Kosovaars theater zit verwikkeld in een spel met strenge regeltjes, waardoor vernieuwing en internationalisering moeizaam verlopen. Nochtans willen de Kosovaren met hun theaterwerk maar wat graag uitbreken tot in West-Europa. Aan alles merk je het verlangen om 'erbij te horen': de billboards met 'Kosovo, the Young Europeans!', de wedstrijden 'word de beste nieuwe Europeaan', het onwettige maar algemene gebruik van de euro... Alleen is het moeilijk om Europeaan te zijn zonder echte kennis van Europa. De toegang tot de EU wordt beperkt door maandenlang aanslepende visumaanvragen, overdreven eisen rond bewijsmateriaal: wat ga je doen, waar slaap je, wie ken je? Tegelijk worden Kosovaren klein gehouden door de regeringsleden in eigen land. De intellectuele en culturele elite is geëmigreerd of vermoord.

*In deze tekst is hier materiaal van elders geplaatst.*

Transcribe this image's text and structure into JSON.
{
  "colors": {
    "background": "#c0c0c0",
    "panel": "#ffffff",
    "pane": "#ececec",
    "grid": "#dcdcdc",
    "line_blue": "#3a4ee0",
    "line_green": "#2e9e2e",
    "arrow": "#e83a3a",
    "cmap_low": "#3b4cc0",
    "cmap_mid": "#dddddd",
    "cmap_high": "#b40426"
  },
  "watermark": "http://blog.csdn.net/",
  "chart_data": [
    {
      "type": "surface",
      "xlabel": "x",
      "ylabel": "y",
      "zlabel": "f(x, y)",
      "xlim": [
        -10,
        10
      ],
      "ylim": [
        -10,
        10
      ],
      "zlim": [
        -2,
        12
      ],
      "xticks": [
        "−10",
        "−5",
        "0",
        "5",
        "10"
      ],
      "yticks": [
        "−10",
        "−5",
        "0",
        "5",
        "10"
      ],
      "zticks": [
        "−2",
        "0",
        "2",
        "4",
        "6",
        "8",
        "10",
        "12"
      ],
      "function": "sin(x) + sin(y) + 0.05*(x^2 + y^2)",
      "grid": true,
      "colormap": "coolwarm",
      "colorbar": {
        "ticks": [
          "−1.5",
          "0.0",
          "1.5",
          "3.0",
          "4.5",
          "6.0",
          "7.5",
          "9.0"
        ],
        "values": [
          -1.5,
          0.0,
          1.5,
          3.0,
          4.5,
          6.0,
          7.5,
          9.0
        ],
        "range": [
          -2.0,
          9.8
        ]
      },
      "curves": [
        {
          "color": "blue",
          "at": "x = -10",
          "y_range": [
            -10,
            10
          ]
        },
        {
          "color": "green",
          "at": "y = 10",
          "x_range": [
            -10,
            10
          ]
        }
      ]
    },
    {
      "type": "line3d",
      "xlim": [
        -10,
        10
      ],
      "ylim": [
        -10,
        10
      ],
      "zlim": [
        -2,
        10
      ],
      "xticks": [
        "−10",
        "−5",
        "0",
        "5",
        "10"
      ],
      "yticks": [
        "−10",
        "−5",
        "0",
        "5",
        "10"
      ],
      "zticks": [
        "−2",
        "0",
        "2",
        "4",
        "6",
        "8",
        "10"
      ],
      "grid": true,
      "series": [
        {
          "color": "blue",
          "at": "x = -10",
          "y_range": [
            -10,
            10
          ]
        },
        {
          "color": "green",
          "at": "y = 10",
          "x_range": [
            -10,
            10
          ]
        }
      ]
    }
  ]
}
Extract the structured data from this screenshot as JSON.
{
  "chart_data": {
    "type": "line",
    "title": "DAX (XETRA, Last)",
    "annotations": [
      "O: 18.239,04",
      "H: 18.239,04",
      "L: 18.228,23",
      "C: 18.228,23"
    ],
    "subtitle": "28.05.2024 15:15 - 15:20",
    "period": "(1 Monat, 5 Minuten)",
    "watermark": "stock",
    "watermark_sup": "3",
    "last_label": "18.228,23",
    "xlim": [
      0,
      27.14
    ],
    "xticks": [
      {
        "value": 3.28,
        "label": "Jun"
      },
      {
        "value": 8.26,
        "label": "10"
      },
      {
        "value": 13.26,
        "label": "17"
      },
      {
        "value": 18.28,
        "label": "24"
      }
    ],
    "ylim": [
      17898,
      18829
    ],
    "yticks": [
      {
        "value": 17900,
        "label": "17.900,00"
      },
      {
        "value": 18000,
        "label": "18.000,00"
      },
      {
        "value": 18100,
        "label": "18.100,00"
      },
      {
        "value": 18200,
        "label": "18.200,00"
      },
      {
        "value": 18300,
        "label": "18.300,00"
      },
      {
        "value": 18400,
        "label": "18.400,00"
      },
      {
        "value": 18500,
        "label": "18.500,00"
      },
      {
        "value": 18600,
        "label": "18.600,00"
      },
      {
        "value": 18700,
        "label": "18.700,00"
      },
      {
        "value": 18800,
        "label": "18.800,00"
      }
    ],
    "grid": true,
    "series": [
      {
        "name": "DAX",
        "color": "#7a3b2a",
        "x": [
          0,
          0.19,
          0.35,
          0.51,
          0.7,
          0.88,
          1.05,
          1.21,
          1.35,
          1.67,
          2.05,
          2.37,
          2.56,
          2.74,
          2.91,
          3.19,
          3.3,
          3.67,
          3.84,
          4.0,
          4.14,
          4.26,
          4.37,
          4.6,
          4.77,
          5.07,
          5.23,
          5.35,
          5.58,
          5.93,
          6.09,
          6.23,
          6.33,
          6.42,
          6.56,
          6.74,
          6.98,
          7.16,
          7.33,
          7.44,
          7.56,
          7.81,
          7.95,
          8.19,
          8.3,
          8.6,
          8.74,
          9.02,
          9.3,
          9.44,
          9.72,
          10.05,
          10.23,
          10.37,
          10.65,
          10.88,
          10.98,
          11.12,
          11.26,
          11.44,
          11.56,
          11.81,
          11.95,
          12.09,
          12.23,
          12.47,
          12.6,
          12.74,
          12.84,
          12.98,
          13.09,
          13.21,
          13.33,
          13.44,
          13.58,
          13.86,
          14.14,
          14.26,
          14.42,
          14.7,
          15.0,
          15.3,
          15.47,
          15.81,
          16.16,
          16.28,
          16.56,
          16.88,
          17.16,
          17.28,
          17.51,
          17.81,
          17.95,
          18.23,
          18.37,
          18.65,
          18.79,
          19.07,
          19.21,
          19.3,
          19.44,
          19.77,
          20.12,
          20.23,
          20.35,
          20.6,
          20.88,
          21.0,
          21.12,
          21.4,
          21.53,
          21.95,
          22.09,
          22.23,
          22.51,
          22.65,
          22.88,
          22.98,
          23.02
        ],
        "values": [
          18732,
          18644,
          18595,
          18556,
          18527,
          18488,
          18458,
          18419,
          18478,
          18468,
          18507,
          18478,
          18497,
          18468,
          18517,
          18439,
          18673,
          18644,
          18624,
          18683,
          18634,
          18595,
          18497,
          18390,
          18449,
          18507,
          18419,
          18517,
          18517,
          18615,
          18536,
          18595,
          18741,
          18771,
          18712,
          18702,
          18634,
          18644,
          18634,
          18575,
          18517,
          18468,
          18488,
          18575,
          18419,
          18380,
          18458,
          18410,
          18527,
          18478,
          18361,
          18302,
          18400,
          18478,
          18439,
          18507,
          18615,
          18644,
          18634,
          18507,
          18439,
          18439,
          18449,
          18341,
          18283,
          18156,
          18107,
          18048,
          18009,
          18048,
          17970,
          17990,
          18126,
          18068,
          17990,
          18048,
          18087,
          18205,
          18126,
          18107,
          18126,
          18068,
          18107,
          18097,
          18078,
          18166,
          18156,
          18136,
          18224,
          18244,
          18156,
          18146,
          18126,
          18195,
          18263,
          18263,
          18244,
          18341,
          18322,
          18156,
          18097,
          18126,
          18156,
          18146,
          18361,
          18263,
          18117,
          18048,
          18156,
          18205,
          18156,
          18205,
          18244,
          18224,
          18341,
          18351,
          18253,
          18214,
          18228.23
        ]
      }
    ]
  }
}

Na die braindrain weten de blijvers vaak weinig van de ware mechanieken in hun land. Ze zijn jong, optimistisch, daadkrachtig, maar onmogelijk echt revolutionair. Ze drinken, feesten, vinden zichzelf geweldig. Freedom, roepen ze uit. Maar wie weet wat vrijheid is als hij staart naar de schaduw ervan, opgesloten in een strak beregelde grot?

Ik zie oerdegelijk teksttheater over de oorlog, in een groteske speelstijl en met een metersdikke vierde wand

Kosovo is een land dat uit zijn isolement tracht te raken. Kunst kan daarin een grote rol spelen. Met internationale film- en theatermakers glipt een stukje Europa binnen. Wederzijdse vooroordelen worden doorgeprikt, er ontstaan artistieke ontmoetingen. Heel voorzichtig komt er beweging in het theaterlandschap. Dat blijkt alleen al uit het feit dat het Nederlandse Thus de prijs voor beste voorstelling wint. In de performance wordt nauwelijks gesproken, worden pijngrenzen verlegd, wordt interactie van het publiek gevraagd, gepist en gestript. De jonge Kosovaren staan op zijn minst open voor die (voor hen) nieuwe vormen. Kunnen ze dra zelf hun boomende optimisme op de planken brengen en een brug te slaan tussen hun pijnlijke, doorzielde verleden en hun hoopvolle toekomst? SkenaUp signaleert dat er onderhuids meer en meer creatief ideeëngoed broedt in Kosovo, en zou daar binnen afzienbare tijd het artistieke platform voor kunnen worden. My Dream?, zo luidt de themaslogan van deze editie. De droom van een internationaal festival is alvast uitgekomen. Maar er blijft dat vraagteken. Is dit het dan? Is dit wat Kosovo wil? Die vraag reikt verder dan het festival. Voorzichtig wordt de stand van het hele land bevraagd.